Moonlight glittered on the water. She had no fondness for boats or vessels of any kind, but right at the moment, the lake offered some type of freedom. What would it be like to simply take one of those boats and sail away?

“I didn’t know Bryce’s name then,” she said. “But if I had, I’m not certain I would have mentioned it. So perhaps your accusation is correct. I didn’t tell you everything.”

“And I didn’t demand it.”

“One of us should have,” she said, daring herself to turn and face him. His expression had softened, his eyes revealing too much emotion. She glanced away again.

“The truth would have done no good,” he said. “It wouldn’t have stopped me from wanting you or taking you to my bed. As for Chavensworth, and the Duke of Herridge, a starved dog is not responsible for his emaciation, Emma.”

Her smile broke free. “I know you didn’t mean to liken me to a dog, but I get your point well enough.” She didn’t look away. “Don’t paint me as an angel, Ian. I fervently wished for his death. I prayed for it each night, may God forgive me.”

“Then you should thank God for His blessing,” he said bluntly. “Otherwise, I would take great pleasure in killing the bastard for you.”

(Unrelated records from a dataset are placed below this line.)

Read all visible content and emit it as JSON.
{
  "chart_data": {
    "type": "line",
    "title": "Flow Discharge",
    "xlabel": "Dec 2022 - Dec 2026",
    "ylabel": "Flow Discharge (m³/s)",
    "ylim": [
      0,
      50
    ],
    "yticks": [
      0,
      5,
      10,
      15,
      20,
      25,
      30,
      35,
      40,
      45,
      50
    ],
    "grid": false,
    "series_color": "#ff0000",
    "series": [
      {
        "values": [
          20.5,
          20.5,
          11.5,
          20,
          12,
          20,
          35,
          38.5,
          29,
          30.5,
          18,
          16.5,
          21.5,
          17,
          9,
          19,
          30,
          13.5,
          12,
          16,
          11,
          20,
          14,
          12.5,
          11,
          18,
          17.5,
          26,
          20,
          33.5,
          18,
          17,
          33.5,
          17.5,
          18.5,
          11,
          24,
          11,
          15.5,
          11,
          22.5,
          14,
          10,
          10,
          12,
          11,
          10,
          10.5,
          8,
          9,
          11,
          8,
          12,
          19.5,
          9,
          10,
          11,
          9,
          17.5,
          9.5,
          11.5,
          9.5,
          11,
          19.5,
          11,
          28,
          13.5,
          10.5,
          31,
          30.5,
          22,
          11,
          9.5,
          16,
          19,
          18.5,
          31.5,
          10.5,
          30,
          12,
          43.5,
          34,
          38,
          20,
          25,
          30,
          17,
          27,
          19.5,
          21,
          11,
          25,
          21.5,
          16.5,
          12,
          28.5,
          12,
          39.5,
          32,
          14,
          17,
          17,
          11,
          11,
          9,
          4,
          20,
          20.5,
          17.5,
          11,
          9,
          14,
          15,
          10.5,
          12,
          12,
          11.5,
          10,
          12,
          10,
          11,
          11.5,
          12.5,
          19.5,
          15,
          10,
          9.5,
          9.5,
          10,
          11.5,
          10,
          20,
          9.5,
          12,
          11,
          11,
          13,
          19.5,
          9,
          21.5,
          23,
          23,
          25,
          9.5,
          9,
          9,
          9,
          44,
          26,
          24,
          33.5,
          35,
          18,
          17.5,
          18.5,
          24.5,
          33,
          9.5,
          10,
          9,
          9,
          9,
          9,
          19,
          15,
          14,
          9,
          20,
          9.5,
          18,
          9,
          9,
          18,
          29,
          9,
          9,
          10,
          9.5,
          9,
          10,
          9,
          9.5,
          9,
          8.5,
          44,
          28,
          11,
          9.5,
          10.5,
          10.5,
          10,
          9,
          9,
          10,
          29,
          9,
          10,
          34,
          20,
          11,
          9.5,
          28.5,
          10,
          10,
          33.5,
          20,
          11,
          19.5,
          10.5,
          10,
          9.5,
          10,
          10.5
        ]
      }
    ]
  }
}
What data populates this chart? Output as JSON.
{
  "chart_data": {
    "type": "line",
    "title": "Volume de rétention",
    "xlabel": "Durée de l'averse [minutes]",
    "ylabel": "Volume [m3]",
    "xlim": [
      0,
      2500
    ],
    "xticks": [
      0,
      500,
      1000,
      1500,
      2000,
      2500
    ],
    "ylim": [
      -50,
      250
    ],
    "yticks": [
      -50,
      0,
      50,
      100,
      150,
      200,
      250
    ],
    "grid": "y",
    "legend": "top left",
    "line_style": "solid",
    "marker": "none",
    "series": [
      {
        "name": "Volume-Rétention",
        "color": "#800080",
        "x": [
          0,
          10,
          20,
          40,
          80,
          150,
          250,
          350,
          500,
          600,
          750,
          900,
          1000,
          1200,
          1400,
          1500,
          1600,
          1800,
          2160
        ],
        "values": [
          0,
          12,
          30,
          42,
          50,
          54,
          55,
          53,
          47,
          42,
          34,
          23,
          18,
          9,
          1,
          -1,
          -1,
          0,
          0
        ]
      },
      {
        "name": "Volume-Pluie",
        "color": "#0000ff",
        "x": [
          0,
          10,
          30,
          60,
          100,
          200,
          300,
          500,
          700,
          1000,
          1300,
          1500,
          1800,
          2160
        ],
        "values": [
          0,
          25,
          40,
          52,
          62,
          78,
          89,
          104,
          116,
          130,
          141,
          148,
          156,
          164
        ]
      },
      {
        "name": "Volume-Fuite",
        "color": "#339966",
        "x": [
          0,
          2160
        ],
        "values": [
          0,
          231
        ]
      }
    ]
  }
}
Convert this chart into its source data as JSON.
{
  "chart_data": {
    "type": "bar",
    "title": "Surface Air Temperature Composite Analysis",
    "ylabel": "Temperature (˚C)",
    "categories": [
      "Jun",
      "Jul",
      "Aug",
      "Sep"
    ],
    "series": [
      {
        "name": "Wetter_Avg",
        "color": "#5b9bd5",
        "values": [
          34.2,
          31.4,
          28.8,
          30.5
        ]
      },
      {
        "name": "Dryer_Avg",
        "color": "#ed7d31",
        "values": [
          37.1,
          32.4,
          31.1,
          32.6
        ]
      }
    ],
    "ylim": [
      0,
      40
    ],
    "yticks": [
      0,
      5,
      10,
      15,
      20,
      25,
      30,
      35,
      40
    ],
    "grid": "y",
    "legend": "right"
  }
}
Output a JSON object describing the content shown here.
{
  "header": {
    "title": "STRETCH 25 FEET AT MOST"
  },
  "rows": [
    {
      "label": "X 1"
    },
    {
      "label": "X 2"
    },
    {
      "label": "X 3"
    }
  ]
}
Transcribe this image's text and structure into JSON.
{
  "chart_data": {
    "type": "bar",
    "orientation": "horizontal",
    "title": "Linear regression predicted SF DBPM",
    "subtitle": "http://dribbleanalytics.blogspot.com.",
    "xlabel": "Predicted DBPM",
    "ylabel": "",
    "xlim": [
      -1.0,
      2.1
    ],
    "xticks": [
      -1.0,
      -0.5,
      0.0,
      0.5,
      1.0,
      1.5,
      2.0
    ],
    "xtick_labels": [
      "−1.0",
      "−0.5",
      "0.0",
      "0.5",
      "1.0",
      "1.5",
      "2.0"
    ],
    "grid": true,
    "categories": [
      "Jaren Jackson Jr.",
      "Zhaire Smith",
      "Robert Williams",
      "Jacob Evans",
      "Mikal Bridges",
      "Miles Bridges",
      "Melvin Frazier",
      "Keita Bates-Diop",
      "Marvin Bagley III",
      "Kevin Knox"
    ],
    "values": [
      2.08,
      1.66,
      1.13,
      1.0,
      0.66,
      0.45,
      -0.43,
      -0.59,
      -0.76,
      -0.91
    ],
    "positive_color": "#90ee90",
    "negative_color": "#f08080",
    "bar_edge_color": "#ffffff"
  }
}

She stared at him, wide-eyed. “I don’t know what to say. No one’s ever offered to kill someone for me.”

“He deserved it, didn’t he?”

She looked down at the floor. The boards were bare, well waxed. Were carpets not allowed in here because of disease? She would have to ask Ian later, some other time when other—more important—words weren’t trembling on her tongue.

“Someone evidently thought so,” she said, glancing at him. “Enough to murder him.”

Chapter 22

H
is face was immobile, his eyes flat and unreadable.

“Are you going to tell me exactly what you mean, Emma?”

Her gaze moved to Bryce’s bed, then resolutely back to him.

“I’ve never told anyone before,” she admitted. “Only one other person knows for sure. The housekeeper at Chavensworth.”

She came and sat on the edge of the chair, clasping her hands tightly together.

“We thought he’d died because of his heart,” she said. “Anthony was not a young man, despite his actions. He was found in his library, seated behind his desk. Only later, when the body was being prepared for burial, did the marks become visible.”

She wrapped her arms around her waist.

“There were bruises all over his neck. Bruises that looked like finger marks. Someone had strangled him.”

“Why didn’t you go to the authorities?”

She smiled. “And admit that a great many people had reason for killing Anthony? The fathers of the servant girls he raped at Chavensworth? The husbands of the wives he used as trophies? The men he humiliated? Even me? It wasn’t a case of finding someone with a motive to kill Anthony but eliminating all of those who did.”

“Not to mention that what happened at Chavensworth wouldn’t simply be rumor anymore,” he said. “The press would have publicized all the lurid details.”

She nodded. “Perhaps.”

“You allowed a murderer to go unpunished, Emma.”

She stared down at her hands. “I allowed a murderer to go unpunished,” she agreed. “I gave instructions that the coffin was to remain closed for the wake. I attended the funeral and Anthony’s interment, and never once thought to contact the authorities.”

“And the housekeeper?”

She smiled again. “Servants wear a mask around us, have you ever noticed? At least the ones who worked for Anthony did. I saw more emotion in Mrs. Turner’s eyes that day than I ever had before. She felt only relief that he was dead. I know that she’ll never speak of it.”